Destroy All Neighbors – Film Review
Published January 25, 2024
Josh Forbes has built a reputation on crafting visuals and moods that tread the fine line between captivatingly offbeat and nerve-rackingly tense. In his latest work Destroy All Neighbors, the director endeavored to concoct an uproarious medley of comedy and horror, propped against the oddball backdrop of a middle-aged musician’s struggle for artistic completion. The endeavor was ambitious, the creativity clear, yet somehow the balance missed the mark.
The movie thrives on the trials of William Brown (played by Jonah Ray), a somewhat manic prog-rock artist laboring tirelessly on his grandiose masterpiece. Brown’s constant hindrance is Vlad, his loud, abhorrently obnoxious neighbor. A mishap results in Vlad’s beheading, unleashing an unlikely Pandora’s box. This ‘slip of the hand’ marks the start of Brown’s murder spree which in turn produces a horde of vengeful undead neighbors.

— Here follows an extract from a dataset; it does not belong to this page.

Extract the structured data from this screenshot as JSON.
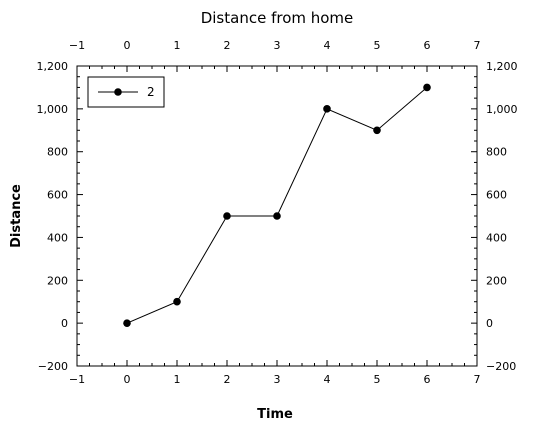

Ray takes his character to comic extremes with frenetic desperation that teeters on pitiable. While his character is supposed to be a pitifully mediocre musician in search of genius, there are times when his antics grow too large for the tight storyline, distracting the audience from the finer points of the narrative.
Other supporting characters play their parts commendably, yet leave little to be remembered. Kiran Deol‘s portrayal of Emily, Brown’s long-suffering girlfriend, is sweet, yet lacks the dimension needed for viewers to empathize with her. Similarly, Pete Ploszek‘s Alec and DeMorge Brown‘s intriguing double-role as Phillip/Pig Man serve as comically grim fixtures but are underdeveloped, muddying their roles in the larger story.
Randee Heller‘s Eleanor, the nosy, cat-owning widow, shines through. Her outlandishly eerie performance best encapsulates the tone Forbes presumably wanted to establish, showcasing a keen sense of comedy-horror synergy.
What stood out about this film was not so much its plot but its impeccable art direction and cinematic creativity. Destroy All Neighbors effectively paints an unnerving atmosphere in even the simplest of locations like William’s shabby, claustrophobic apartment. Forbes certainly deserves accolades for transforming banal settings into grim comedy-horror hotspots with ease and efficacy. However, amidst its engaging aesthetics, the plot gets diluted.
The script, penned by Mike Benner, Jared Logan, and Charles A. Pieper, flaunts patches of comedy gold. However, the humor seems almost to smother the horror, undermining its potentially sinister aspects. Scenes that should chill are diluted to generate a quick laugh instead of a cold shiver, shifting it from horror-comedy into sheer absurdity.
Furthermore, there’s an attempt to incorporate thematic weight through allegories of middle-aged anxieties, artistic obsession, and love that appear promising, yet feel disappointingly underexplored. A musical motif ripples throughout, encapsulating the entire narrative in William’s clamor for a prog-rock symphony. It’s creative, sure, but at times felt like an extra quirk forced upon an already overcrowded plotline.
Destroy All Neighbors comes off as a crazy concoction of half-realized potentialities. The aesthetic excellence, creative attempts, and bizarre humor keep it engaging to an extent, yet the shallow narrative waters and disjointed tone leave a lot to be desired.